The technology inside your digital camera may lead to a Star Trek-style medical tricorder and possibly even replace the traditional microscope. Researchers at theCalifornia Institute of Technology have developed a method of using digital imaging chips found in cameras to create hi-res images of small specimens and cells.
For about the last 300 years microscopes have worked under the same principle, you put something under a light source and then stare at it through a powerful magnifying glass. With the new "optofluidic microscope" however, all you need is a $10 chip, some metal film and a specimen suspended in liquid and you can create a hi-resolution image of whatever you're studying.
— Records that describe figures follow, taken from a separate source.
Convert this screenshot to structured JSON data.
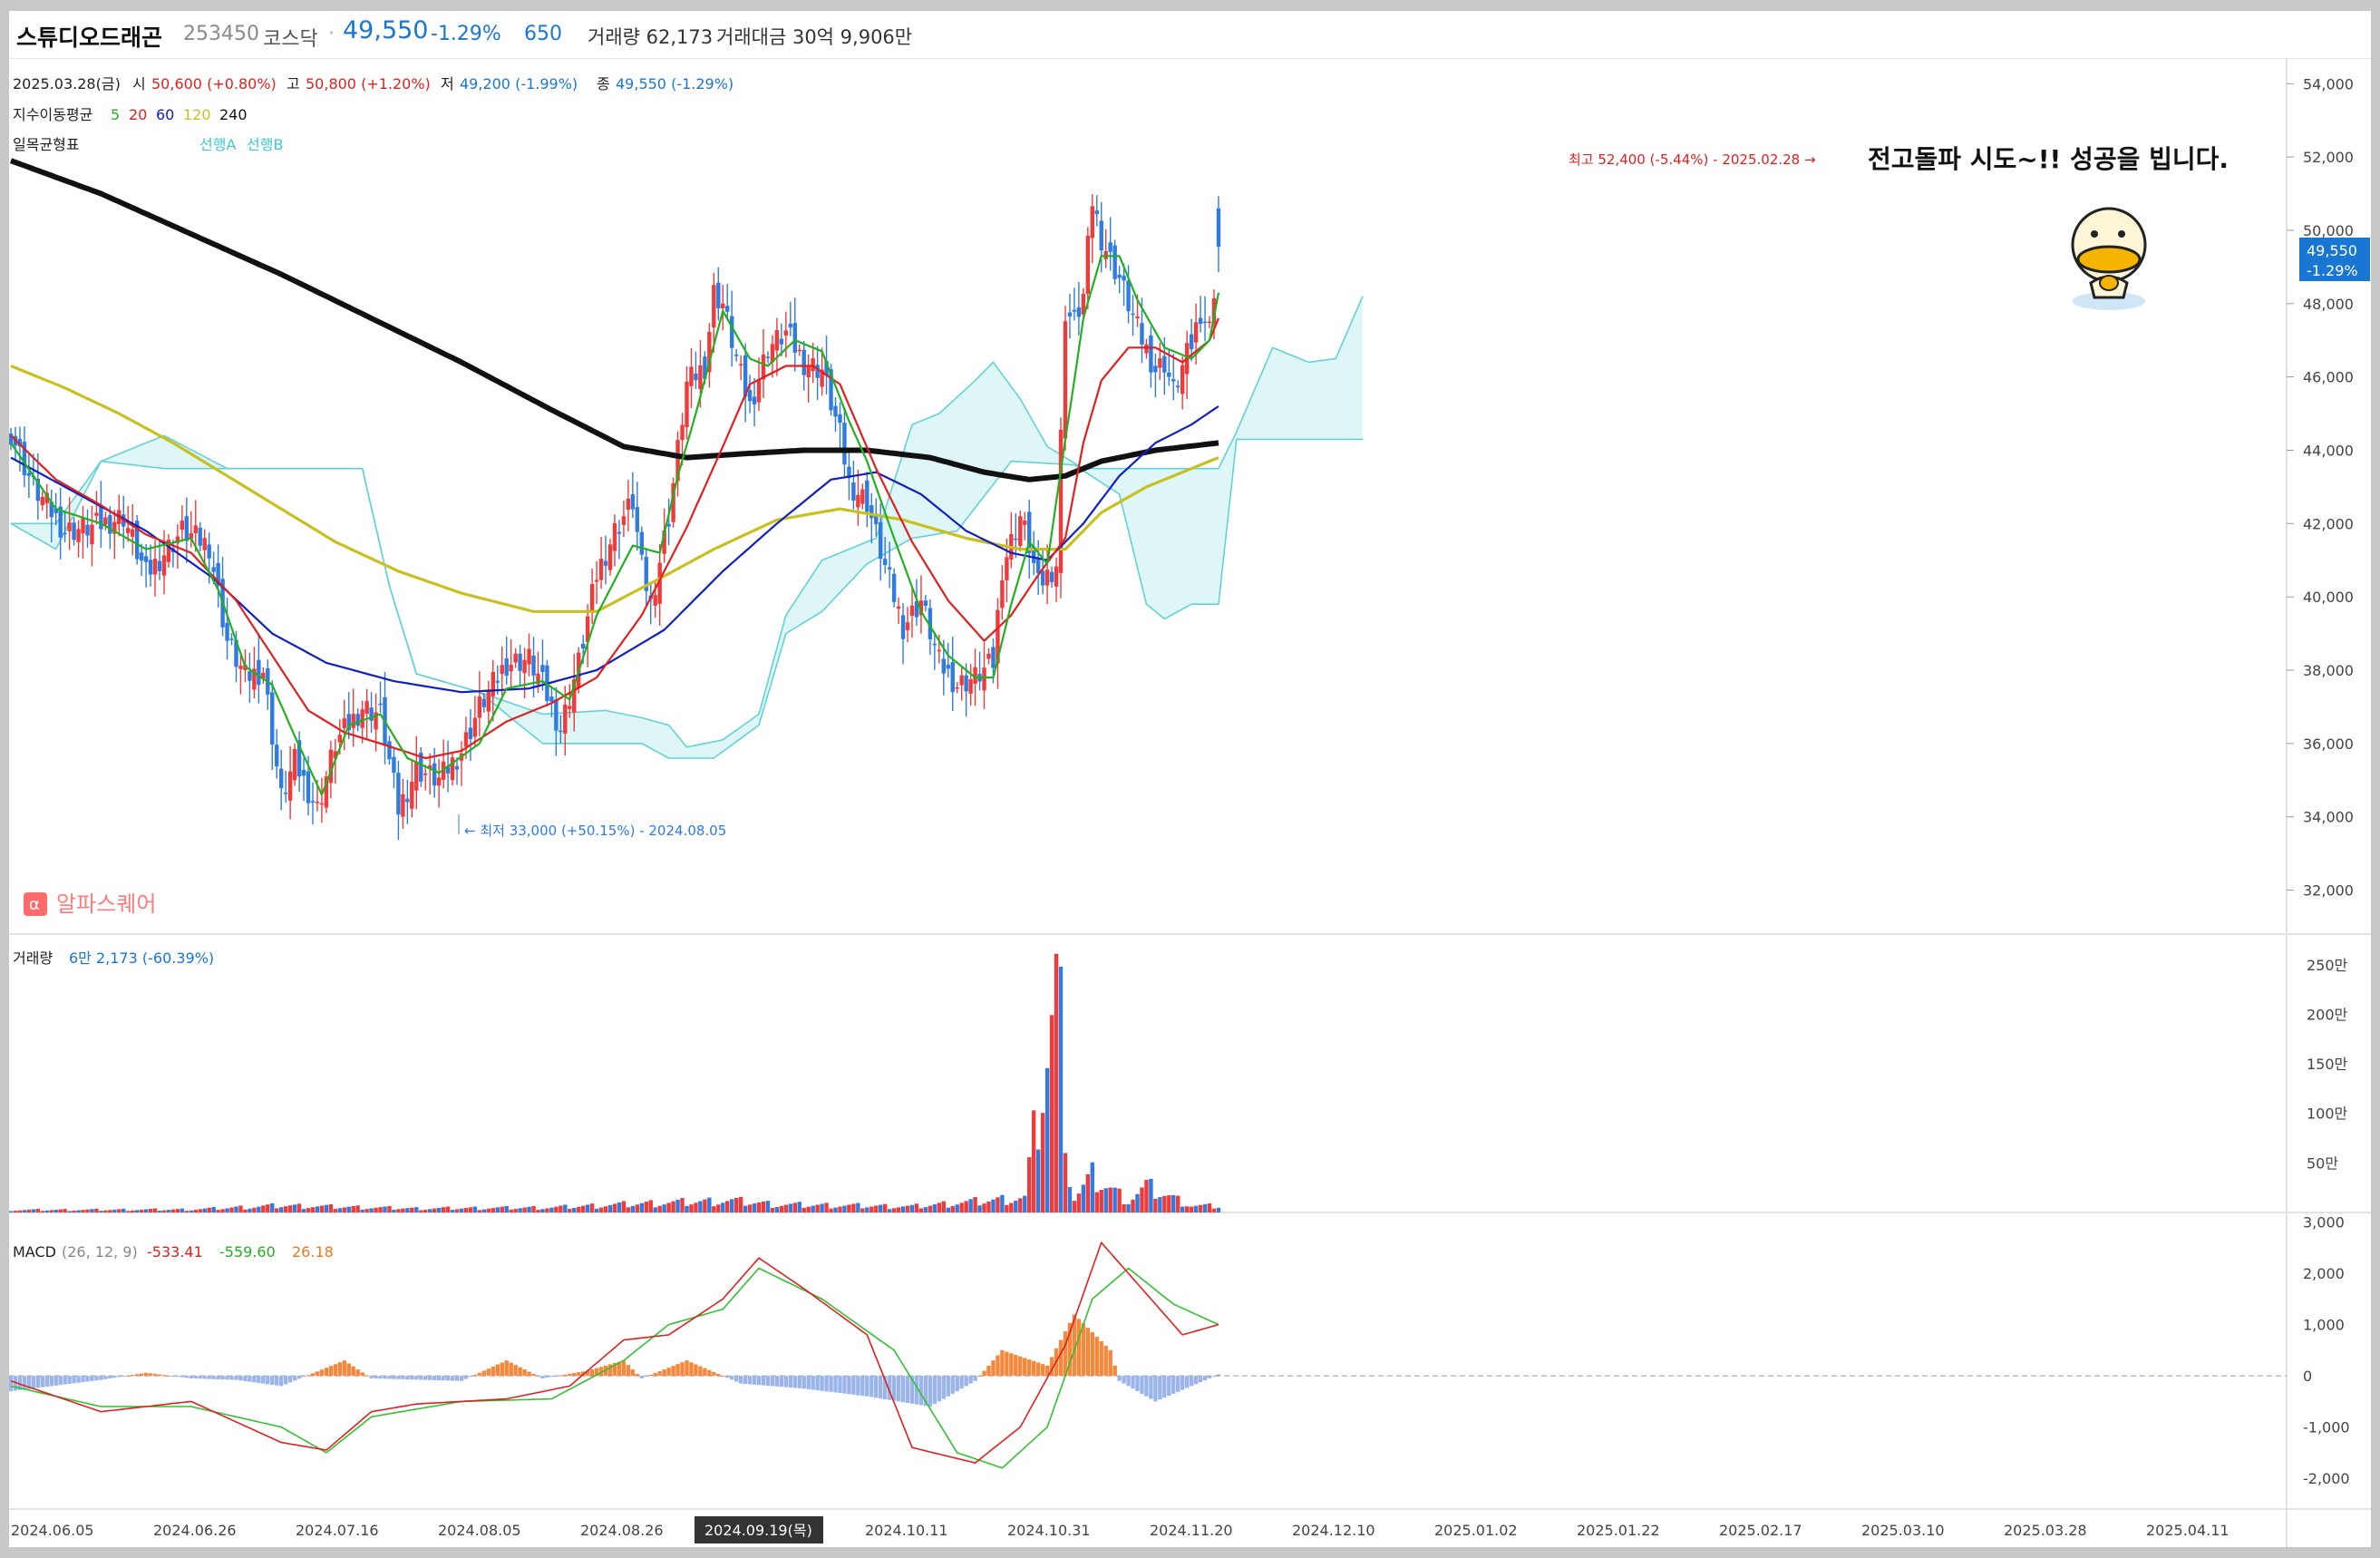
{
  "header": {
    "name": "스튜디오드래곤",
    "code": "253450",
    "market": "코스닥",
    "separator": "·",
    "price": "49,550",
    "change_pct": "-1.29%",
    "change": "650",
    "volume_label": "거래량 62,173",
    "amount_label": "거래대금 30억 9,906만"
  },
  "ohlc_legend": {
    "date": "2025.03.28(금)",
    "open_label": "시",
    "open_value": "50,600 (+0.80%)",
    "high_label": "고",
    "high_value": "50,800 (+1.20%)",
    "low_label": "저",
    "low_value": "49,200 (-1.99%)",
    "close_label": "종",
    "close_value": "49,550 (-1.29%)"
  },
  "ma_legend": {
    "label": "지수이동평균",
    "periods": [
      {
        "text": "5",
        "color": "#22b022"
      },
      {
        "text": "20",
        "color": "#e02020"
      },
      {
        "text": "60",
        "color": "#1020c0"
      },
      {
        "text": "120",
        "color": "#c8c020"
      },
      {
        "text": "240",
        "color": "#111111"
      }
    ]
  },
  "ichimoku_legend": {
    "label": "일목균형표",
    "span_a": "선행A",
    "span_b": "선행B"
  },
  "annotations": {
    "high_marker": "최고 52,400 (-5.44%) - 2025.02.28 →",
    "low_marker": "← 최저 33,000 (+50.15%) - 2024.08.05",
    "overlay_text": "전고돌파 시도~!! 성공을 빕니다.",
    "watermark_icon": "α",
    "watermark": "알파스퀘어"
  },
  "current_price_tag": {
    "price": "49,550",
    "pct": "-1.29%"
  },
  "volume_legend": {
    "label": "거래량",
    "value": "6만 2,173 (-60.39%)"
  },
  "macd_legend": {
    "label": "MACD",
    "params": "(26, 12, 9)",
    "macd": "-533.41",
    "signal": "-559.60",
    "hist": "26.18"
  },
  "crosshair_date": "2024.09.19(목)",
  "colors": {
    "up": "#ef3b3b",
    "down": "#2f7be0",
    "ma5": "#22b022",
    "ma20": "#e02020",
    "ma60": "#1020c0",
    "ma120": "#c8c020",
    "ma240": "#111111",
    "cloud_fill": "#d9f4f4",
    "cloud_line": "#62d2d8",
    "hist_up": "#f5883a",
    "hist_down": "#9bb5ea",
    "price_tag": "#1976d2"
  },
  "chart_data": {
    "type": "candlestick",
    "price_axis": {
      "ticks": [
        "54,000",
        "52,000",
        "50,000",
        "48,000",
        "46,000",
        "44,000",
        "42,000",
        "40,000",
        "38,000",
        "36,000",
        "34,000",
        "32,000"
      ],
      "ylim": [
        30800,
        54700
      ]
    },
    "volume_axis": {
      "ticks": [
        "250만",
        "200만",
        "150만",
        "100만",
        "50만"
      ],
      "ylim": [
        0,
        2700000
      ]
    },
    "macd_axis": {
      "ticks": [
        "3,000",
        "2,000",
        "1,000",
        "0",
        "-1,000",
        "-2,000"
      ],
      "ylim": [
        -2600,
        3100
      ]
    },
    "x_axis": {
      "dates": [
        "2024.06.05",
        "2024.06.26",
        "2024.07.16",
        "2024.08.05",
        "2024.08.26",
        "2024.09.19(목)",
        "2024.10.11",
        "2024.10.31",
        "2024.11.20",
        "2024.12.10",
        "2025.01.02",
        "2025.01.22",
        "2025.02.17",
        "2025.03.10",
        "2025.03.28",
        "2025.04.11"
      ]
    },
    "close_path": [
      [
        0,
        44500
      ],
      [
        5,
        43000
      ],
      [
        12,
        41800
      ],
      [
        18,
        41900
      ],
      [
        25,
        42200
      ],
      [
        30,
        40600
      ],
      [
        38,
        41800
      ],
      [
        44,
        41400
      ],
      [
        48,
        38800
      ],
      [
        52,
        37800
      ],
      [
        56,
        38000
      ],
      [
        60,
        34500
      ],
      [
        63,
        35500
      ],
      [
        68,
        34200
      ],
      [
        72,
        36000
      ],
      [
        78,
        37000
      ],
      [
        82,
        36800
      ],
      [
        86,
        34200
      ],
      [
        90,
        35300
      ],
      [
        95,
        35000
      ],
      [
        100,
        35800
      ],
      [
        104,
        37000
      ],
      [
        110,
        38200
      ],
      [
        115,
        38300
      ],
      [
        118,
        37600
      ],
      [
        122,
        36400
      ],
      [
        126,
        38200
      ],
      [
        130,
        40600
      ],
      [
        134,
        41800
      ],
      [
        138,
        42600
      ],
      [
        140,
        40800
      ],
      [
        142,
        39800
      ],
      [
        146,
        42200
      ],
      [
        150,
        45800
      ],
      [
        154,
        46300
      ],
      [
        156,
        48300
      ],
      [
        158,
        48000
      ],
      [
        162,
        46000
      ],
      [
        164,
        45200
      ],
      [
        168,
        46800
      ],
      [
        172,
        47200
      ],
      [
        176,
        46400
      ],
      [
        180,
        46200
      ],
      [
        184,
        44400
      ],
      [
        186,
        43100
      ],
      [
        190,
        42600
      ],
      [
        194,
        40800
      ],
      [
        198,
        39200
      ],
      [
        202,
        39900
      ],
      [
        206,
        38200
      ],
      [
        210,
        37600
      ],
      [
        214,
        37800
      ],
      [
        218,
        38200
      ],
      [
        220,
        40800
      ],
      [
        224,
        42200
      ],
      [
        226,
        41400
      ],
      [
        228,
        40300
      ],
      [
        232,
        40900
      ],
      [
        234,
        47800
      ],
      [
        236,
        47500
      ],
      [
        238,
        48200
      ],
      [
        240,
        50800
      ],
      [
        242,
        49800
      ],
      [
        244,
        49200
      ],
      [
        246,
        48700
      ],
      [
        250,
        47300
      ],
      [
        254,
        46200
      ],
      [
        256,
        46400
      ],
      [
        258,
        45600
      ],
      [
        262,
        46900
      ],
      [
        264,
        47800
      ],
      [
        266,
        47300
      ],
      [
        268,
        49550
      ]
    ],
    "ma5_path": [
      [
        0,
        44200
      ],
      [
        10,
        42400
      ],
      [
        20,
        42000
      ],
      [
        30,
        41300
      ],
      [
        40,
        41600
      ],
      [
        46,
        40200
      ],
      [
        52,
        38100
      ],
      [
        58,
        37600
      ],
      [
        63,
        36200
      ],
      [
        69,
        34600
      ],
      [
        75,
        36500
      ],
      [
        82,
        36800
      ],
      [
        88,
        35600
      ],
      [
        95,
        35200
      ],
      [
        104,
        36000
      ],
      [
        110,
        37500
      ],
      [
        118,
        37700
      ],
      [
        124,
        37200
      ],
      [
        130,
        39500
      ],
      [
        138,
        41400
      ],
      [
        144,
        41200
      ],
      [
        148,
        43300
      ],
      [
        152,
        45000
      ],
      [
        158,
        47800
      ],
      [
        164,
        46500
      ],
      [
        168,
        46300
      ],
      [
        174,
        47000
      ],
      [
        180,
        46700
      ],
      [
        186,
        44800
      ],
      [
        190,
        43700
      ],
      [
        196,
        41600
      ],
      [
        202,
        39600
      ],
      [
        208,
        38400
      ],
      [
        214,
        37800
      ],
      [
        218,
        37800
      ],
      [
        222,
        39800
      ],
      [
        226,
        41500
      ],
      [
        230,
        40900
      ],
      [
        234,
        44300
      ],
      [
        236,
        45900
      ],
      [
        238,
        47600
      ],
      [
        242,
        49300
      ],
      [
        246,
        49300
      ],
      [
        250,
        48100
      ],
      [
        256,
        46800
      ],
      [
        262,
        46500
      ],
      [
        266,
        47000
      ],
      [
        268,
        48300
      ]
    ],
    "ma20_path": [
      [
        0,
        44400
      ],
      [
        10,
        43200
      ],
      [
        20,
        42500
      ],
      [
        30,
        41700
      ],
      [
        40,
        41200
      ],
      [
        50,
        39900
      ],
      [
        58,
        38400
      ],
      [
        66,
        36900
      ],
      [
        74,
        36300
      ],
      [
        82,
        36000
      ],
      [
        92,
        35600
      ],
      [
        100,
        35800
      ],
      [
        110,
        36600
      ],
      [
        120,
        37100
      ],
      [
        130,
        37800
      ],
      [
        140,
        39500
      ],
      [
        150,
        41900
      ],
      [
        158,
        44100
      ],
      [
        164,
        45800
      ],
      [
        172,
        46300
      ],
      [
        178,
        46300
      ],
      [
        184,
        45800
      ],
      [
        192,
        43500
      ],
      [
        200,
        41500
      ],
      [
        208,
        39900
      ],
      [
        216,
        38800
      ],
      [
        222,
        39500
      ],
      [
        228,
        40600
      ],
      [
        234,
        41600
      ],
      [
        238,
        44200
      ],
      [
        242,
        45900
      ],
      [
        248,
        46800
      ],
      [
        254,
        46800
      ],
      [
        260,
        46400
      ],
      [
        266,
        47000
      ],
      [
        268,
        47600
      ]
    ],
    "ma60_path": [
      [
        0,
        43800
      ],
      [
        15,
        42800
      ],
      [
        30,
        41800
      ],
      [
        45,
        40500
      ],
      [
        58,
        39000
      ],
      [
        70,
        38200
      ],
      [
        85,
        37700
      ],
      [
        100,
        37400
      ],
      [
        115,
        37500
      ],
      [
        130,
        38000
      ],
      [
        145,
        39100
      ],
      [
        158,
        40700
      ],
      [
        170,
        42000
      ],
      [
        182,
        43200
      ],
      [
        192,
        43400
      ],
      [
        202,
        42800
      ],
      [
        212,
        41800
      ],
      [
        222,
        41200
      ],
      [
        230,
        41000
      ],
      [
        238,
        42000
      ],
      [
        246,
        43300
      ],
      [
        254,
        44200
      ],
      [
        262,
        44700
      ],
      [
        268,
        45200
      ]
    ],
    "ma120_path": [
      [
        0,
        46300
      ],
      [
        12,
        45700
      ],
      [
        24,
        45000
      ],
      [
        36,
        44200
      ],
      [
        48,
        43300
      ],
      [
        60,
        42400
      ],
      [
        72,
        41500
      ],
      [
        86,
        40700
      ],
      [
        100,
        40100
      ],
      [
        116,
        39600
      ],
      [
        130,
        39600
      ],
      [
        144,
        40500
      ],
      [
        156,
        41300
      ],
      [
        170,
        42100
      ],
      [
        184,
        42400
      ],
      [
        198,
        42100
      ],
      [
        212,
        41600
      ],
      [
        224,
        41300
      ],
      [
        234,
        41300
      ],
      [
        242,
        42300
      ],
      [
        252,
        43000
      ],
      [
        262,
        43500
      ],
      [
        268,
        43800
      ]
    ],
    "ma240_path": [
      [
        0,
        51900
      ],
      [
        20,
        51000
      ],
      [
        40,
        49900
      ],
      [
        60,
        48800
      ],
      [
        80,
        47600
      ],
      [
        100,
        46400
      ],
      [
        120,
        45100
      ],
      [
        136,
        44100
      ],
      [
        150,
        43800
      ],
      [
        162,
        43900
      ],
      [
        176,
        44000
      ],
      [
        190,
        44000
      ],
      [
        204,
        43800
      ],
      [
        216,
        43400
      ],
      [
        226,
        43200
      ],
      [
        234,
        43300
      ],
      [
        242,
        43700
      ],
      [
        254,
        44000
      ],
      [
        268,
        44200
      ]
    ],
    "span_a_path": [
      [
        0,
        42000
      ],
      [
        10,
        41300
      ],
      [
        20,
        43700
      ],
      [
        34,
        44400
      ],
      [
        48,
        43500
      ],
      [
        62,
        43500
      ],
      [
        78,
        43500
      ],
      [
        84,
        40300
      ],
      [
        90,
        37900
      ],
      [
        104,
        37400
      ],
      [
        118,
        36800
      ],
      [
        132,
        36900
      ],
      [
        140,
        36700
      ],
      [
        146,
        36500
      ],
      [
        150,
        35900
      ],
      [
        158,
        36100
      ],
      [
        166,
        36800
      ],
      [
        172,
        39500
      ],
      [
        180,
        41000
      ],
      [
        192,
        41600
      ],
      [
        200,
        44700
      ],
      [
        206,
        45000
      ],
      [
        214,
        45900
      ],
      [
        218,
        46400
      ],
      [
        224,
        45400
      ],
      [
        230,
        44100
      ],
      [
        238,
        43500
      ],
      [
        246,
        43500
      ],
      [
        254,
        43500
      ],
      [
        262,
        43500
      ],
      [
        268,
        43500
      ],
      [
        272,
        44500
      ],
      [
        280,
        46800
      ],
      [
        288,
        46400
      ],
      [
        294,
        46500
      ],
      [
        300,
        48200
      ]
    ],
    "span_b_path": [
      [
        0,
        42000
      ],
      [
        10,
        42000
      ],
      [
        20,
        43700
      ],
      [
        34,
        43500
      ],
      [
        48,
        43500
      ],
      [
        62,
        43500
      ],
      [
        78,
        43500
      ],
      [
        84,
        40300
      ],
      [
        90,
        37900
      ],
      [
        104,
        37400
      ],
      [
        118,
        36000
      ],
      [
        132,
        36000
      ],
      [
        140,
        36000
      ],
      [
        146,
        35600
      ],
      [
        156,
        35600
      ],
      [
        166,
        36500
      ],
      [
        172,
        39000
      ],
      [
        180,
        39600
      ],
      [
        190,
        40900
      ],
      [
        200,
        41600
      ],
      [
        210,
        41800
      ],
      [
        222,
        43700
      ],
      [
        236,
        43600
      ],
      [
        246,
        42800
      ],
      [
        252,
        39800
      ],
      [
        256,
        39400
      ],
      [
        262,
        39800
      ],
      [
        268,
        39800
      ],
      [
        272,
        44300
      ],
      [
        300,
        44300
      ]
    ],
    "volume_path": [
      [
        0,
        25000
      ],
      [
        40,
        30000
      ],
      [
        60,
        70000
      ],
      [
        90,
        40000
      ],
      [
        120,
        50000
      ],
      [
        140,
        90000
      ],
      [
        160,
        120000
      ],
      [
        170,
        80000
      ],
      [
        200,
        60000
      ],
      [
        225,
        150000
      ],
      [
        233,
        2480000
      ],
      [
        234,
        600000
      ],
      [
        236,
        140000
      ],
      [
        240,
        360000
      ],
      [
        248,
        120000
      ],
      [
        252,
        260000
      ],
      [
        262,
        70000
      ],
      [
        268,
        62173
      ]
    ],
    "macd_path": [
      [
        0,
        -100
      ],
      [
        20,
        -700
      ],
      [
        40,
        -500
      ],
      [
        50,
        -900
      ],
      [
        60,
        -1300
      ],
      [
        70,
        -1450
      ],
      [
        80,
        -700
      ],
      [
        90,
        -550
      ],
      [
        110,
        -450
      ],
      [
        124,
        -200
      ],
      [
        136,
        700
      ],
      [
        146,
        800
      ],
      [
        158,
        1500
      ],
      [
        166,
        2300
      ],
      [
        176,
        1700
      ],
      [
        190,
        800
      ],
      [
        200,
        -1400
      ],
      [
        214,
        -1700
      ],
      [
        224,
        -1000
      ],
      [
        234,
        600
      ],
      [
        242,
        2600
      ],
      [
        250,
        1800
      ],
      [
        260,
        800
      ],
      [
        268,
        1000
      ]
    ],
    "signal_path": [
      [
        0,
        -200
      ],
      [
        20,
        -600
      ],
      [
        40,
        -600
      ],
      [
        60,
        -1000
      ],
      [
        70,
        -1500
      ],
      [
        80,
        -800
      ],
      [
        100,
        -500
      ],
      [
        120,
        -450
      ],
      [
        136,
        300
      ],
      [
        146,
        1000
      ],
      [
        158,
        1300
      ],
      [
        166,
        2100
      ],
      [
        180,
        1500
      ],
      [
        196,
        500
      ],
      [
        210,
        -1500
      ],
      [
        220,
        -1800
      ],
      [
        230,
        -1000
      ],
      [
        240,
        1500
      ],
      [
        248,
        2100
      ],
      [
        258,
        1400
      ],
      [
        268,
        1000
      ]
    ],
    "hist_path": [
      [
        0,
        -300
      ],
      [
        20,
        -80
      ],
      [
        30,
        60
      ],
      [
        40,
        -50
      ],
      [
        50,
        -80
      ],
      [
        60,
        -200
      ],
      [
        74,
        300
      ],
      [
        80,
        -50
      ],
      [
        100,
        -100
      ],
      [
        110,
        300
      ],
      [
        118,
        -50
      ],
      [
        128,
        100
      ],
      [
        136,
        300
      ],
      [
        140,
        -50
      ],
      [
        150,
        300
      ],
      [
        162,
        -150
      ],
      [
        176,
        -250
      ],
      [
        190,
        -400
      ],
      [
        204,
        -600
      ],
      [
        214,
        -100
      ],
      [
        220,
        500
      ],
      [
        230,
        200
      ],
      [
        236,
        1200
      ],
      [
        244,
        500
      ],
      [
        246,
        -100
      ],
      [
        254,
        -500
      ],
      [
        262,
        -200
      ],
      [
        268,
        26
      ]
    ]
  }
}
Here's how optofluidic microscopes works: the imaging chip is covered by metal film which has strategically placed holes in it and the chip is illuminated. When a specimen passes over these holes the chip records the dark areas and creates an image based on the variations in light. The new-style microscope can reportedly scan cells as small as 0.8 or 0.9 microns, which is important since the average cancer cell measures 15 to 30 microns.
Changhuei Yang, who lead the Caltech project, says thanks to the low price and small size of the optofluidic microscope he believes third-world countries will someday benefit from this technology. The dream is that optofluidic microscopes will soon be used in the technology can someday in iPod-size scanners designed to detect traces of cancer or malaria in blood and giardia in water.